I will close with an offer. I will provide a write-up on how I use “Pure Citrus”, and/or a write-up of how to separate some of the more difficult soakable stamps from paper to any reader who requests one or both. If you want these, please write to me, specifying which, and enclose 10¢ in mint postage to cover photocopying, and a stamped addressed envelope. Send to me at PO Box 1125, Falls Church, VA 22041-0125.

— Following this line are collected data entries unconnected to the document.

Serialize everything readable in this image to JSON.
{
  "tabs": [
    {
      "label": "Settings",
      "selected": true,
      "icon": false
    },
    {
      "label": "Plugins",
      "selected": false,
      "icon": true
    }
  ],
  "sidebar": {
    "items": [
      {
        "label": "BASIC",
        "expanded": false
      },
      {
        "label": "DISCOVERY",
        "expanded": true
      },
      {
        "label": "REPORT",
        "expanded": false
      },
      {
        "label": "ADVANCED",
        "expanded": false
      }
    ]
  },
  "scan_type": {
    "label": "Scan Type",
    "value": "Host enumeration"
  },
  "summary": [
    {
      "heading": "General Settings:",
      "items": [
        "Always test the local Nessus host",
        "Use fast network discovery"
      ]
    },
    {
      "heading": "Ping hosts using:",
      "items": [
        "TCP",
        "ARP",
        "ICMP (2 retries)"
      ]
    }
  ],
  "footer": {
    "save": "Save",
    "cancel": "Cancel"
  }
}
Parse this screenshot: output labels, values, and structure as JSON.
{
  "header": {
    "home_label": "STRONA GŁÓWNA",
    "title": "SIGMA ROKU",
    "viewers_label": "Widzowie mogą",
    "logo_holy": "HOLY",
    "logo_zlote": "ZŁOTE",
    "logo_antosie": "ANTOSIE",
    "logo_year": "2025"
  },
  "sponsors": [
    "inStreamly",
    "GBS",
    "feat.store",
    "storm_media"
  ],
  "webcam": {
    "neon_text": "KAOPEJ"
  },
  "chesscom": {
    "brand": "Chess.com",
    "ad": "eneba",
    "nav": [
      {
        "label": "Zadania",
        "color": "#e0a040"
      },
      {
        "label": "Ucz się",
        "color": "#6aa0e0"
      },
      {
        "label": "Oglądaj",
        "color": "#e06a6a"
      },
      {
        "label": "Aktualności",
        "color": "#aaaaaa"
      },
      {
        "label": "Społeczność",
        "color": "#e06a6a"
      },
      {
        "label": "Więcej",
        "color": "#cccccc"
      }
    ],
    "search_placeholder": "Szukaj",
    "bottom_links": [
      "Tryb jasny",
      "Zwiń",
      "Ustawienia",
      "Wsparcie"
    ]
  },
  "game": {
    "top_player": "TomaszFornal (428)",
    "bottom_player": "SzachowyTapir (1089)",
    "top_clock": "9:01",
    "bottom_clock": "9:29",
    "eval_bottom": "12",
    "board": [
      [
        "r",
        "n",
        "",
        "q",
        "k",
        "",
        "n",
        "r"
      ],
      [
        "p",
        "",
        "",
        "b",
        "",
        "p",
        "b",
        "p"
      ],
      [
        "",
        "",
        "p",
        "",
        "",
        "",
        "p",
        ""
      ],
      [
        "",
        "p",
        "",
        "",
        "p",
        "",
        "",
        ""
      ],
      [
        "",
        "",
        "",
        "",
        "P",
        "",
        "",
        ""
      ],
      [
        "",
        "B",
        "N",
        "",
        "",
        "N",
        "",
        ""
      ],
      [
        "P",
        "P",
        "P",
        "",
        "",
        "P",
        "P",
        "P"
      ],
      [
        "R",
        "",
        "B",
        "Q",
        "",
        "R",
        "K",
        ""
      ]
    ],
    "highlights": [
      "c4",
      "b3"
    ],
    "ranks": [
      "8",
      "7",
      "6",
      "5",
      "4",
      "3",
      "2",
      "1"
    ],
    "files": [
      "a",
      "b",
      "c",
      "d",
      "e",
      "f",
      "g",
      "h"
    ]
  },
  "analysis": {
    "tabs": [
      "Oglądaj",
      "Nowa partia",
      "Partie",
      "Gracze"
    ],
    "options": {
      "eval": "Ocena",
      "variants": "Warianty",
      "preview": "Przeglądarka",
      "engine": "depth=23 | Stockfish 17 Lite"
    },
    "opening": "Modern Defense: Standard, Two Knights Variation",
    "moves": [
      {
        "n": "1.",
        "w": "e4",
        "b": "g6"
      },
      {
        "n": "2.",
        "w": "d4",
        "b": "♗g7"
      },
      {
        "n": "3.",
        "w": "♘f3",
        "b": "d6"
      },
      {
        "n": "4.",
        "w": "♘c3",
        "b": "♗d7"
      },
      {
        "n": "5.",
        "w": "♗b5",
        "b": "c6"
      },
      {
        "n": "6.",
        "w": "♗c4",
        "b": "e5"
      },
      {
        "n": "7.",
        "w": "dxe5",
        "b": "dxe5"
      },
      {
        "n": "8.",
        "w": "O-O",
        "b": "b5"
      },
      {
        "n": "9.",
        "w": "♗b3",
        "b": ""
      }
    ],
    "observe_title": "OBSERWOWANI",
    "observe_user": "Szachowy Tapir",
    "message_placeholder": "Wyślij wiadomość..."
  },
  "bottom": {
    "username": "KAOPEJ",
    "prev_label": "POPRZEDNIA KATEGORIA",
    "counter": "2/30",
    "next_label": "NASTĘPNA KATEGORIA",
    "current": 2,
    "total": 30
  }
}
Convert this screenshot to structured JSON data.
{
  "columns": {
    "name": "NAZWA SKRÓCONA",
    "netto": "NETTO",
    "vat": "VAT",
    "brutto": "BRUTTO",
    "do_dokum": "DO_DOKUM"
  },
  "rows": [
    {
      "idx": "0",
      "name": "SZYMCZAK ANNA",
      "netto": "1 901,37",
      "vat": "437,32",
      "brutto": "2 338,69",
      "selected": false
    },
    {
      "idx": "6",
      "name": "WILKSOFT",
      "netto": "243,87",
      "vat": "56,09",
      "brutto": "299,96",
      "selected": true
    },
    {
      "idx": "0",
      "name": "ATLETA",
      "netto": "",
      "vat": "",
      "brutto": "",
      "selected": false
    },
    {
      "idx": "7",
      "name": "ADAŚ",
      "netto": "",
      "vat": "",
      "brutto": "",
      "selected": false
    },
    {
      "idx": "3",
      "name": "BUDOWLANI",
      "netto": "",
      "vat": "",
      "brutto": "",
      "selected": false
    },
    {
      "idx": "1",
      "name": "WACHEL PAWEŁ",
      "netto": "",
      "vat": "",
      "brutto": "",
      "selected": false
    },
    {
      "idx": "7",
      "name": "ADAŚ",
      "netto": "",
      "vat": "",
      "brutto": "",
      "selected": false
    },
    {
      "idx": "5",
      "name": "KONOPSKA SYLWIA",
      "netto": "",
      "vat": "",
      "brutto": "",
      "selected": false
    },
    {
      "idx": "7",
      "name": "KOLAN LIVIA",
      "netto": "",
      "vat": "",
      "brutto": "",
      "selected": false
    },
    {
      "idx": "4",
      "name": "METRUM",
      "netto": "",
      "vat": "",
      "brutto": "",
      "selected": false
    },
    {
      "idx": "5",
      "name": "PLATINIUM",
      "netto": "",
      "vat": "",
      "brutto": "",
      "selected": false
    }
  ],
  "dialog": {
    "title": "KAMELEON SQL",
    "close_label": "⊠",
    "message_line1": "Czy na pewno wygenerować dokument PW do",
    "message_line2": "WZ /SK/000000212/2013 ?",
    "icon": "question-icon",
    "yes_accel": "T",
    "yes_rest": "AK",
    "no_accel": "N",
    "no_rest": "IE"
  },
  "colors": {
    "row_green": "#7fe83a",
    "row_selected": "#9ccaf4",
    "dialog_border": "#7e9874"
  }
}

Should you wish to comment on this column, or have questions or ideas you would like to have explored in a future column, please write to John Hotchner, VSC Contributor, P.O. Box 1125, Falls Church, VA 22041-0125, or email, putting “VSC” in the subject line.

Or comment right here.

5 thoughts on “Hotchner: Dealing With Self-Sticks


    Is a similar article about using Bestine, or ” 100% Natural Non-Aerosol Pure Citrus Orange ( or Lemon ) Air Freshner “. It works. I just used it on the American Motorcycle, Pluto-New Horizon, Alaska Statehood, and Hawaii Shirts stamps.

    The Pure Citrus and As Natural as it gets are trademarks of Blue Magic Inc
    Technical Chemical CO Cleburne TX

    Available at Home Depot, Fred Meyers & Other Kroger grocery stores, Bi-Mart, and probably lots of other places.

    It Does Not remove the glue on regular WAG stamps, such as the Hubert Humphrey (52c ) or Samuel P. Langley ( 45c ) stamps. Those soak off.

    A new way to Go Soak your Stamps!

    • The Pure Citrus Orange is also available at Wal Mart, for $3.92 ( 20% less ) for the exact same as the Home Depot Item.

      • So here’s my results using Pure Citrus. I sprayed the back of the paper the stamp was stuck to. I let the Pure Citrus work for about 90 seconds. The stamp lifted off easily and with a wipe of a tissue to remove the remaining adhesive and all worked as expected. What wasn’t so good was the cancellation ink stained the white areas of the stamp. Not a good thing. Obviously the cancellation ink is something to consider in using this process but who knows if there is any consistency in what the USPS uses for cancellation ink.

  2. My US Stamp album ends with 2005. After that, I use Vario pages for any US stamp issues that I like (which are just a few each year). Most current US issues I have no interest in – there are far more worthy stamps out there to spend my money on.